Five male endurance-trained runners completed an interval running session of 15 x 1-min intervals at 95 % VO2max. Venous blood samples were collected pre-exercise and then immediately, 30- and 60-minutes post-exercise. The response of cultures of total lymphocytes to mitogen (phytohaemagglutinin) were significantly reduced immediately after exercise, but returned to resting levels by 30-min of recovery. Conversely, the mitogen response of cultures of pure T-lymphocytes (CD4+ and CD8+ cells), separated using a magnetic separation technique, showed no significant change during the exercise and recovery periods. These data showed directly that there was no apparent change in the functional capability of T-lymphocytes following an intensive interval training session.
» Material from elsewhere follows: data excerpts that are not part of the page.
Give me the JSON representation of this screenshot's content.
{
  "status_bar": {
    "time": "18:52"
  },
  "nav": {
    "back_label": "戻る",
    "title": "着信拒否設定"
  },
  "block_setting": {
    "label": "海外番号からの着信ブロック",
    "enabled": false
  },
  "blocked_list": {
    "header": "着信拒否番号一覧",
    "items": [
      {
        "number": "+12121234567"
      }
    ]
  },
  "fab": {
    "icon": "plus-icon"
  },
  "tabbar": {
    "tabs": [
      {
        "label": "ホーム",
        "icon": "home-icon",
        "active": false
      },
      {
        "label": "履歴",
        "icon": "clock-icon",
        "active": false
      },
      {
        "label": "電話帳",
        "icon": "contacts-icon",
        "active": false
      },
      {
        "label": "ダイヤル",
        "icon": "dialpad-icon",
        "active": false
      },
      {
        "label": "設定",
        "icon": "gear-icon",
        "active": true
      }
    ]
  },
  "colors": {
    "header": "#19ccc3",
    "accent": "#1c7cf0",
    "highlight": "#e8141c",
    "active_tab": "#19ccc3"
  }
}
Furthermore, there were significant changes in the composition of the total lymphocyte cultures immediately post-exercise; increased numbers of natural killer (NK) cells (CD56+) and T-suppressor cells (CD8+) and decreased numbers of T-helper cells (CD4+). There were also significant correlations between total mitogen response and the composition of the cultured lymphocytes. These data indicated that the large increases in NK cells, relative to T-cells, following intensive exercise, were the most likely cause of the reduced mitogen response of total lymphocyte cultures.